Amnesty International says Fiji's thugs torture suspects, even kill them.

Boycott of Fyffes melons

jeudi 8 décembre 2016 à 01:00

Melon pickers in Honduras ask people to boycott Fyffes melons because the company blacklists those that join a union.

Dangerous drivers who kill

mercredi 7 décembre 2016 à 01:00

The United Kingdom plans to sentence drivers to life in prison if they kill someone by driving while speeding or holding a phone, or while drunk, etc.

If the goal is to discourage drivers from doing those dangerous things, this approach is big on harshness but low on effectiveness.
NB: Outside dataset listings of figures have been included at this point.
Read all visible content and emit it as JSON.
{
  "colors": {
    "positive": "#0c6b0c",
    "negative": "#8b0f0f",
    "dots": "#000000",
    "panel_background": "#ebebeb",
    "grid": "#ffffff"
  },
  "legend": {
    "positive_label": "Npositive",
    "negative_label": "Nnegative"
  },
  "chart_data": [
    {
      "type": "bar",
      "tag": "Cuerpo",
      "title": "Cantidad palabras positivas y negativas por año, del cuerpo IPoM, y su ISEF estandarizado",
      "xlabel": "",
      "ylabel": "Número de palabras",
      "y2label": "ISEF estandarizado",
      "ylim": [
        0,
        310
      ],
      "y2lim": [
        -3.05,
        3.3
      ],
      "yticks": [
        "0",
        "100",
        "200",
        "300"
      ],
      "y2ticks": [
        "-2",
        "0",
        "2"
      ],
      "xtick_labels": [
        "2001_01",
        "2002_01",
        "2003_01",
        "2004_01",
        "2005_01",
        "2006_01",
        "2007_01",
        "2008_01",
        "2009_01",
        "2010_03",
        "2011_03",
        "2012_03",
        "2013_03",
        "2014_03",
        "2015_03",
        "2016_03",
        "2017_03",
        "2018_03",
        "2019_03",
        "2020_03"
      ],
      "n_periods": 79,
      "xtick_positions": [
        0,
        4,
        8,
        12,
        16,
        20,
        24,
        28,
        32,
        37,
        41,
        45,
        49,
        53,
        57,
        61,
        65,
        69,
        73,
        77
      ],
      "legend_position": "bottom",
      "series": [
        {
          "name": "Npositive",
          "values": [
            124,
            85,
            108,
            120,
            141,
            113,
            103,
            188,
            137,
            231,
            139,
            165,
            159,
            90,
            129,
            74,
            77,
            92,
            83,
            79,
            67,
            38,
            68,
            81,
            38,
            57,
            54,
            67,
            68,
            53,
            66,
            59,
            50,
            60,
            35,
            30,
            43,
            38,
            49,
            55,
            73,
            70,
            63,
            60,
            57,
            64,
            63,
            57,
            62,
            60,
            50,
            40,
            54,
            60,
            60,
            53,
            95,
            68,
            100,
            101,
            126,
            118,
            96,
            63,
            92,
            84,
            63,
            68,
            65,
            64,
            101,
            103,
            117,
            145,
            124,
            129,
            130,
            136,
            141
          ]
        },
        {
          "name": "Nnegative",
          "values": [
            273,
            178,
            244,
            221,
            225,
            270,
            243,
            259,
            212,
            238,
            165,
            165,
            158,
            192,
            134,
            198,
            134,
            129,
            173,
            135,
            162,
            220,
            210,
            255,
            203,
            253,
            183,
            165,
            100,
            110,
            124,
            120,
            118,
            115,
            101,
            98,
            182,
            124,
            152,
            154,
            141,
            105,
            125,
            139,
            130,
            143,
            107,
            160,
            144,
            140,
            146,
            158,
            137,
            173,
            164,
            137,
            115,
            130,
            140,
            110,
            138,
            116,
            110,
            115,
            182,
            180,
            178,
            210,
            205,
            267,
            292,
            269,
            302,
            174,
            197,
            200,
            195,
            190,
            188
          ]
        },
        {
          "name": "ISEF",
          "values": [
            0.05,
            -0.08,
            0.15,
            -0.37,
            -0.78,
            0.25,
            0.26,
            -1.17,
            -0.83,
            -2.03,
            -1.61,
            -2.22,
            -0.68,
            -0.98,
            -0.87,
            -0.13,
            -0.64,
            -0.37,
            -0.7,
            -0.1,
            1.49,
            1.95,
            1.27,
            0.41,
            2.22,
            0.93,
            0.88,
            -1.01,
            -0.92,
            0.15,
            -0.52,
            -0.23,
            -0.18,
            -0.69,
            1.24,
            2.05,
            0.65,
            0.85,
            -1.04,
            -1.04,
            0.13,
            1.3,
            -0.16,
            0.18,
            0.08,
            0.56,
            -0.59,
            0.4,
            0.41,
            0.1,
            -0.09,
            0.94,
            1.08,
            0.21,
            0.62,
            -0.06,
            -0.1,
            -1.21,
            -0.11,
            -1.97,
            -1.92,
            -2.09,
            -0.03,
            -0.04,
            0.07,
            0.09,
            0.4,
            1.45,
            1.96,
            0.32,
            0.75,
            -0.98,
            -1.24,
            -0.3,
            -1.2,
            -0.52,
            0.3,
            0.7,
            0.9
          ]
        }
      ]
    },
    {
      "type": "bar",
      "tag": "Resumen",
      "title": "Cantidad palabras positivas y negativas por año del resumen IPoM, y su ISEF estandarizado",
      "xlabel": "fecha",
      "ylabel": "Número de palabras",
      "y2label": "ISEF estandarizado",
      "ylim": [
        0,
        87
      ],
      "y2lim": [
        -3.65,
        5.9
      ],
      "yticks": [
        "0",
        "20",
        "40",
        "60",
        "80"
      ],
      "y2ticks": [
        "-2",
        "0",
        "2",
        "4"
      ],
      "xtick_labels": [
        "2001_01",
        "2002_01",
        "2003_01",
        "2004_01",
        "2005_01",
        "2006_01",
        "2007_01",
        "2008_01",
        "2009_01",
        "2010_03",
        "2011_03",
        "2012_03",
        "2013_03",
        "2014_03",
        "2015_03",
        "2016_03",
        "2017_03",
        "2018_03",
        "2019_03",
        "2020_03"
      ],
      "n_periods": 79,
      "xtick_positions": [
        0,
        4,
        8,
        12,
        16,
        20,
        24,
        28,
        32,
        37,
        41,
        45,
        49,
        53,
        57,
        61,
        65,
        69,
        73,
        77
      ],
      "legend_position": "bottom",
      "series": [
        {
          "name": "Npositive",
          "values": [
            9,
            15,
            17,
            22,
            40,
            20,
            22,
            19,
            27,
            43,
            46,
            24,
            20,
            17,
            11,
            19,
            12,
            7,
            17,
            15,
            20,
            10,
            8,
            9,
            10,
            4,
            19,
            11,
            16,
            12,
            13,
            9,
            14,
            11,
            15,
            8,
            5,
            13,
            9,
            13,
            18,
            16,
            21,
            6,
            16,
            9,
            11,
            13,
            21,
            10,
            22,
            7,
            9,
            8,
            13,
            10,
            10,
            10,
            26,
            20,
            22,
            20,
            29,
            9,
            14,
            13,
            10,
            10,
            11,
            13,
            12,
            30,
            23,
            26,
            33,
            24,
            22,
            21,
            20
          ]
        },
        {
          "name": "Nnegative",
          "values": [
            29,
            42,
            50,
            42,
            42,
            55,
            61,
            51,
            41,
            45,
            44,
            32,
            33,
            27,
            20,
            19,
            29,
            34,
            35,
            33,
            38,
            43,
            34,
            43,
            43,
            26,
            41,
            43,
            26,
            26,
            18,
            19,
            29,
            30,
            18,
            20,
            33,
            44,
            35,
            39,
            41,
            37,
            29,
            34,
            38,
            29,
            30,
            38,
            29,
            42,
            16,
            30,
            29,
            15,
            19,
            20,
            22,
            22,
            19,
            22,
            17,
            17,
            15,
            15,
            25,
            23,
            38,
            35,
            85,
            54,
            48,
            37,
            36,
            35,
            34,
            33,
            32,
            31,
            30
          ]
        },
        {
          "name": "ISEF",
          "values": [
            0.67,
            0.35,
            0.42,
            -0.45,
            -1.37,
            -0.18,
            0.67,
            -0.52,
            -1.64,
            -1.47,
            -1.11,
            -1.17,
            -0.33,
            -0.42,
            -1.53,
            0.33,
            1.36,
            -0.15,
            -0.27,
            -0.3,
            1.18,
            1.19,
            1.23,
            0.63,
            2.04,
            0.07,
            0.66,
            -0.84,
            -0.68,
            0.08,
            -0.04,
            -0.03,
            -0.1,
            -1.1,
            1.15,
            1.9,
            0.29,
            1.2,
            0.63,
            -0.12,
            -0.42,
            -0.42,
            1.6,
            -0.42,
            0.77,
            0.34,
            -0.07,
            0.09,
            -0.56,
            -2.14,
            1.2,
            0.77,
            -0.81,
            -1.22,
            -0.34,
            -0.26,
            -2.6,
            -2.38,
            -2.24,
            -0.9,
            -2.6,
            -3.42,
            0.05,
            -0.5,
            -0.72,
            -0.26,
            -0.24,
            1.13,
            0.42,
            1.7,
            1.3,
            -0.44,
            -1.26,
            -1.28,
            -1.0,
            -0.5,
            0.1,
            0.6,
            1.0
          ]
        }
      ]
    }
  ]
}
Only a tiny fraction of people that today drive speeding, holding a phone, or drunk, will cause actual harm and be punished for it. The rest tell themselves, "Nothing will go wrong", so they don't worry about what the penalty would be if something did go wrong.
The effective way to discourage those dangerous behaviors is to apply a small punishment more often. If 10% of the people who did one of these things on any given day were sentenced to one night in jail, almost all of them would soon learn not to do it any more. Even 1% might be enough, since everyone would know people who were caught.

EU's plan to cut energy use

mercredi 7 décembre 2016 à 01:00

The EU has a plan to cut energy use and stop subsidizing coal by 2030.

Clearly these officials do not understand the gravity of the problem. They should have eliminated coal subsidies 10 years ago, but since they didn't, they should eliminate the subsidies tomorrow.

Punishing unemployed people

mercredi 7 décembre 2016 à 01:00

The Tories have never tried to verify whether punishing unemployed people for every failure to carry out the job search dance really led to more of them in employment.

I'm not surprised that the Tories have not tried to measure the "effectiveness" of these punishments in achieving their supposed goals, because the goals don't make sense anyway, and I don't think the Tories were honest about their goals.

I think the Tories' real motive for these punishments is to demonize the unemployed and the disabled (often labeled as capable of working, through a carefully arranged system of excuses to disregard their medical evaluations) and to make it seem they don't deserve any help, which in the long term serves as an excuse for ceasing to help them. That will "save" money, making it possible to further cut taxes or increase welfare payments for the rich.

As for the non-rich unemployed and disabled, with no state help they won't live many more years, and the Tories will say, "Mission accomplished."

"The Tories are lower than vermin" — Aneurin Bevan.